Now that we’ve covered different types of irregularities, what actually causes them? Not surprisingly, many of these irregularities can be blamed on hormones.

  • Perimenopause: during this transitional period, monthly ovulation isn’t as reliable as it once was, with symptoms like weight gain, adult acne, menstrual migraines, sleep problems, and hot flashes. This can occur anywhere between one’s mid-30s and 50s and is caused by fluctuating estrogen, progesterone, and testosterone levels.[viii]

  • Physical and Psychological Stress: high stress levels can cause irregular periods because of increased cortisol and endorphin levels that interrupt regular hormone production.[ix]

  • Polycystic Ovary Syndrome (PCOS): hormone imbalances resulting in a lack of ovulation cause period irregularities as well as weight gain or difficulty losing weight, excessive hair growth, and development of cysts on the ovaries.[x]

Other causes may include pelvic inflammatory disease, premature ovarian failure, pregnancy or breastfeeding, eating disorders, extreme weight loss, or excessive exercise.[xi]

How to Relieve PMS Symptoms

Now that we’ve covered types of period irregularities and what may cause them, how do people with periods handle their run-of-the-mill PMS symptoms? Many have a tried-and-true go-to list of solutions for PMS symptoms, but some of these are less commonly known:

  • Vitamin B6 and Calcium, according to one study[xii], when taken together help in controlling symptoms like unregulated moods and depression

  • Omega-3 may reduce symptoms like depression, anxiety, lack of concentration, bloating, and headaches[xiii]

  • High-intensity aerobic exercise like running or cycling may reduce pain because it increases anti-inflammatory cytokines and reduces the amount of menstrual flow. Low-intensity exercise like yoga or tai chi can reduce cortisol levels, reducing prostaglandin synthesis[xiv]

  • Heat therapy, like using heating pads or hot water bottles, is effective for relieving pain without the adverse effects of painkillers[xv]

  • NSAIDs, or nonsteroidal anti-inflammatory drugs are very common in treating pain, but can cause indigestion, headaches, and drowsiness[xvi] 

While vitamin B6, calcium, and omega-3 may be great options for managing symptoms, it’s always important to check with your doctor or pharmacist to make sure they are right for you!

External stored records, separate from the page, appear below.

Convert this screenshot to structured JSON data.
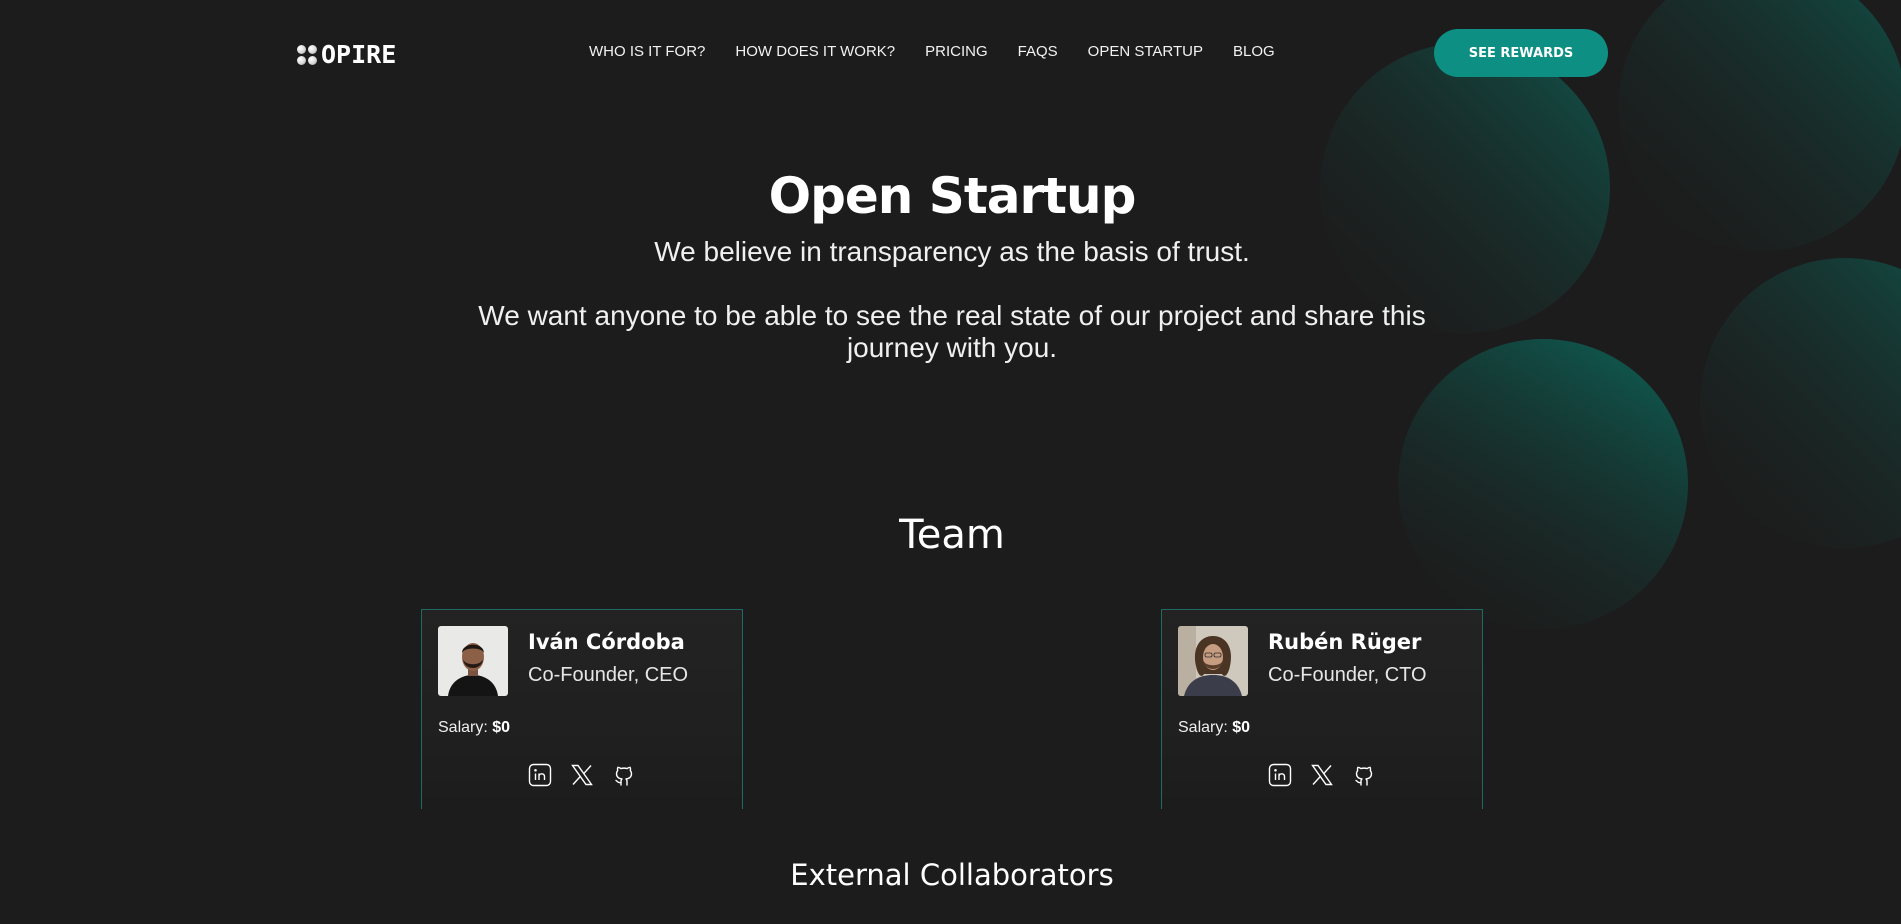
{
  "brand": {
    "logo_text": "OPIRE",
    "accent_color": "#0e8f83"
  },
  "nav": {
    "links": [
      {
        "label": "WHO IS IT FOR?"
      },
      {
        "label": "HOW DOES IT WORK?"
      },
      {
        "label": "PRICING"
      },
      {
        "label": "FAQS"
      },
      {
        "label": "OPEN STARTUP"
      },
      {
        "label": "BLOG"
      }
    ],
    "cta_label": "SEE REWARDS"
  },
  "hero": {
    "title": "Open Startup",
    "paragraph_1": "We believe in transparency as the basis of trust.",
    "paragraph_2": "We want anyone to be able to see the real state of our project and share this journey with you."
  },
  "team": {
    "title": "Team",
    "members": [
      {
        "name": "Iván Córdoba",
        "role": "Co-Founder, CEO",
        "salary_label": "Salary:",
        "salary_value": "$0",
        "socials": [
          "linkedin-icon",
          "x-icon",
          "github-icon"
        ]
      },
      {
        "name": "Rubén Rüger",
        "role": "Co-Founder, CTO",
        "salary_label": "Salary:",
        "salary_value": "$0",
        "socials": [
          "linkedin-icon",
          "x-icon",
          "github-icon"
        ]
      }
    ]
  },
  "external": {
    "title": "External Collaborators"
  }
}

The Dangers of Period Products

In recent years, many companies have launched new period products like the menstrual cup, menstrual disc, and ultra-absorbent period underwear and inserts—alternative solutions to more traditional pad and tampon options.

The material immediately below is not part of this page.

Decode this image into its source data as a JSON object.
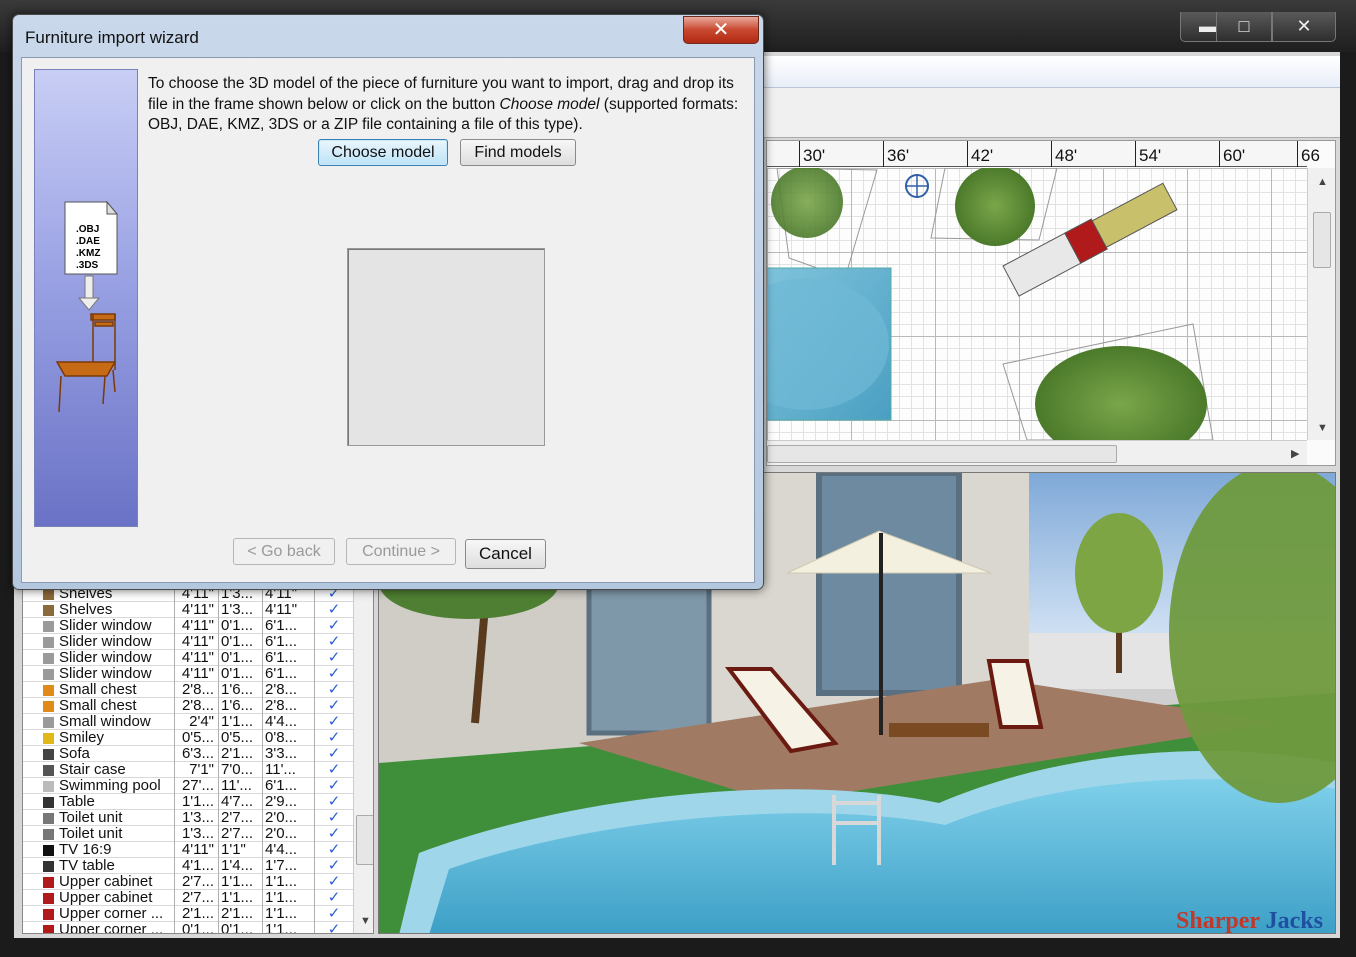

These new products may largely be the result of environmental concerns as a lot of period products end up in landfills—but there are other reasons why switching to different products may be a good move.

Many period products have been tested for dangerous chemicals like PFAS (per- and polyfluoroalkyl substances), or “forever chemicals.” Exposure to these chemicals has been linked to decreased fertility, increased risk of cancers, hormonal disruption, high cholesterol, high blood pressure, and more.[xvii]

In a study of 44 period products, where samples were sent to a renowned lab that studies these “forever chemicals,” every single product tested contained at least trace amounts of PFAS—even the ones that claimed to be organic and didn’t contain chemicals.[xviii]

PFAS-Free Menstrual Products

While PFAS are used in so many products across all consumer sectors including our personal care products, there are organizations trying to provide transparent information about the products we use. The Green Science Policy Institute created a list of PFAS-free products that includes menstruation products from three companies.[xix] In order to qualify for the list, the company in question must publish its policy statement about not including PFAS in its products, and the products must also be tested by the manufacturer or another entity not affiliated with the company and published online with testing methods explained.[xx]

It's a good idea to do research on products that could have a huge impact on your health, but if you have questions about treating symptoms or which menstrual products are right for you, your pharmacist is here to help!